Rudolph Valentino Charles
He joined the West Indian Tobacco Desperadoes Steel Orchestra (Witco Desperadoes or Desperadoes) in 1958 and became band leader from 1961.
Originally called the Gay Desperadoes, Rudolph was influential in changing the band's name due to its then negative connotations.
Throughout much of his leadership, the Desperadoes were considered to be the greatest band in the world. Rudolph was known for effectively participating in the steelband’s organisation as well as musical direction. Panorama was at the forefront of this drive as he is quoted “Carnival produces strength on the hill”.

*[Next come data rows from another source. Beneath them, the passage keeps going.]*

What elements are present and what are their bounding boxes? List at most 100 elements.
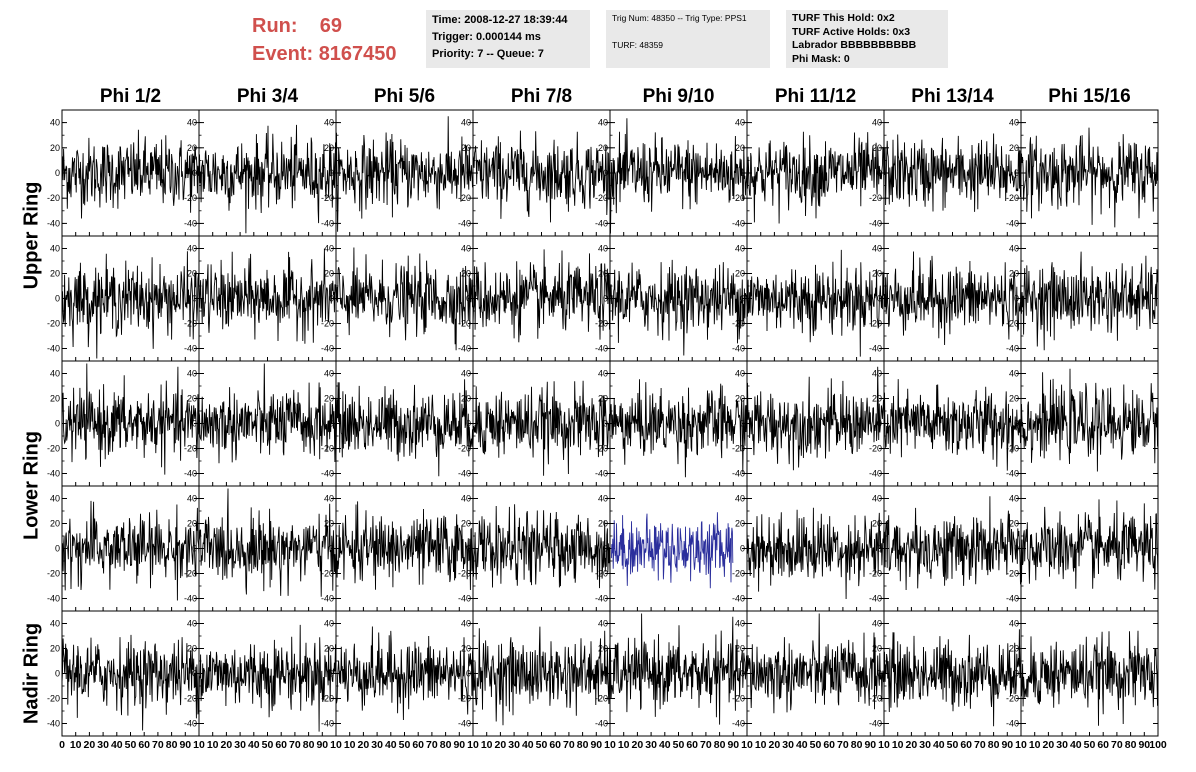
y-tick-label: -20	[732, 694, 745, 704]
y-tick-label: -40	[869, 218, 882, 228]
y-tick-label: 40	[735, 118, 745, 128]
waveform-series	[609, 259, 748, 356]
y-tick-label: -20	[47, 193, 60, 203]
y-tick-label: 20	[735, 143, 745, 153]
turf-active-line: TURF Active Holds: 0x3	[792, 25, 911, 38]
y-tick-label: -40	[595, 469, 608, 479]
y-tick-label: -40	[184, 344, 197, 354]
y-tick-label: 40	[872, 494, 882, 504]
panel-r1-c3: -40 -20 0 20 40	[321, 109, 474, 237]
y-tick-label: -40	[184, 594, 197, 604]
y-tick-label: 40	[324, 118, 334, 128]
y-tick-label: -40	[869, 469, 882, 479]
x-tick-label: 10	[755, 739, 767, 751]
y-tick-label: 20	[461, 269, 471, 279]
waveform-series	[61, 634, 200, 731]
x-tick-label: 70	[563, 739, 575, 751]
y-tick-label: 20	[872, 269, 882, 279]
waveform-series	[61, 129, 200, 219]
waveform-series	[198, 248, 337, 344]
x-tick-label: 80	[440, 739, 452, 751]
panel-r1-c4: -40 -20 0 20 40	[458, 109, 611, 237]
y-tick-label: 40	[324, 619, 334, 629]
y-tick-label: 0	[55, 294, 60, 304]
y-tick-label: -20	[595, 569, 608, 579]
x-tick-label: 50	[399, 739, 411, 751]
y-tick-label: 20	[50, 143, 60, 153]
y-tick-label: 20	[324, 644, 334, 654]
y-tick-label: 0	[877, 294, 882, 304]
panel-r3-c4: -40 -20 0 20 40	[458, 360, 611, 487]
trig-num-line: Trig Num: 48350 -- Trig Type: PPS1	[612, 13, 747, 23]
y-tick-label: 40	[872, 118, 882, 128]
x-tick-label: 70	[152, 739, 164, 751]
y-tick-label: -20	[595, 694, 608, 704]
x-tick-label: 10	[1029, 739, 1041, 751]
y-tick-label: 0	[877, 168, 882, 178]
y-tick-label: -40	[47, 344, 60, 354]
x-tick-label: 50	[125, 739, 137, 751]
x-tick-label: 70	[1111, 739, 1123, 751]
waveform-series	[746, 507, 885, 600]
x-tick-label: 10	[618, 739, 630, 751]
trig-info-box: Trig Num: 48350 -- Trig Type: PPS1 TURF:…	[606, 10, 770, 68]
x-tick-label: 30	[919, 739, 931, 751]
panel-r2-c6: -40 -20 0 20 40	[732, 235, 885, 362]
y-tick-label: 40	[1009, 494, 1019, 504]
y-tick-label: -20	[869, 694, 882, 704]
x-tick-label: 50	[536, 739, 548, 751]
x-tick-label: 10	[207, 739, 219, 751]
y-tick-label: -20	[47, 319, 60, 329]
y-tick-label: 40	[461, 118, 471, 128]
waveform-series	[61, 500, 200, 601]
column-header-3: Phi 5/6	[373, 86, 436, 107]
x-tick-label: 100	[1149, 739, 1167, 751]
x-tick-label: 80	[303, 739, 315, 751]
panel-r2-c8: -40 -20 0 20 40	[1006, 235, 1159, 362]
y-tick-label: 20	[324, 519, 334, 529]
x-tick-label: 30	[1056, 739, 1068, 751]
y-tick-label: 20	[872, 519, 882, 529]
waveform-series	[335, 379, 474, 477]
y-tick-label: -20	[595, 444, 608, 454]
waveform-series	[746, 366, 885, 471]
y-tick-label: -20	[732, 569, 745, 579]
x-tick-label: 20	[769, 739, 781, 751]
y-tick-label: 0	[1014, 294, 1019, 304]
waveform-series	[335, 501, 474, 591]
y-tick-label: -40	[1006, 218, 1019, 228]
y-tick-label: -40	[47, 719, 60, 729]
x-tick-label: 20	[84, 739, 96, 751]
y-tick-label: 0	[603, 168, 608, 178]
y-tick-label: 20	[735, 269, 745, 279]
x-tick-label: 90	[1001, 739, 1013, 751]
x-tick-label: 50	[947, 739, 959, 751]
y-tick-label: -40	[732, 344, 745, 354]
y-tick-label: -20	[1006, 444, 1019, 454]
y-tick-label: 0	[192, 544, 197, 554]
y-tick-label: 20	[1009, 644, 1019, 654]
y-tick-label: 40	[324, 494, 334, 504]
y-tick-label: 40	[598, 118, 608, 128]
time-info-box: Time: 2008-12-27 18:39:44 Trigger: 0.000…	[426, 10, 590, 68]
x-tick-label: 10	[344, 739, 356, 751]
event-value: 8167450	[318, 43, 397, 65]
panel-r4-c7: -40 -20 0 20 40	[869, 485, 1022, 612]
panel-r4-c5: -40 -20 0 20 40	[595, 485, 748, 612]
y-tick-label: 20	[872, 143, 882, 153]
y-tick-label: 40	[461, 494, 471, 504]
y-tick-label: -20	[184, 444, 197, 454]
x-tick-label: 90	[453, 739, 465, 751]
x-tick-label: 80	[988, 739, 1000, 751]
y-tick-label: -20	[458, 694, 471, 704]
x-tick-label: 50	[673, 739, 685, 751]
x-tick-label: 80	[1125, 739, 1137, 751]
panel-r1-c8: -40 -20 0 20 40	[1006, 109, 1159, 237]
y-tick-label: 40	[598, 494, 608, 504]
y-tick-label: 40	[735, 369, 745, 379]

His tuning style produced a unique tone and became a part of the Desperadoes signature.
Rudolph was been credited with
- The 9 bass
- The 12 bass
- The rocket pan
- The quadrophonic pan
- The triple second with foot bass
- The Chariot pan
Rudolph passed away 29 March 1985, the same day and month that Dr Eric Williams, the first Prime Minister of Trinidad and Tobago, passed away(1981). He was burried in a Chariot Pan and remembered as a man of great talent who used to walk the hills of Laventille with his hammer.
In 1986 David Rudder co-wrote and sang a song dedicated to Rudolph Charles. The song and its album were titled The Hammer.
The Rudolph Charles Pan Innovation Award was founded to encourage emerging tuners, and is a part of the Trinidad and Tobago National Steelband Music Festival. The bore pan is one of the notable inventions to have emerged form this competition.
In 2005 Destra Garcia paid tribute to Rudolph Charles and her home town with a song entitled Laventille (The Hammer Revisited), a duet with David Rudder.
UK Panorama 2013 - Real Steel reigned supreme with their tune of choice 'Hammer Time', a calypso dedicated to the late Rudolph Charles.
In 2014, Rudolph Charles was posthumously awarded the Chaconia Medal (Silver) for his contribution to culture at the anniversary of Independence National Awards.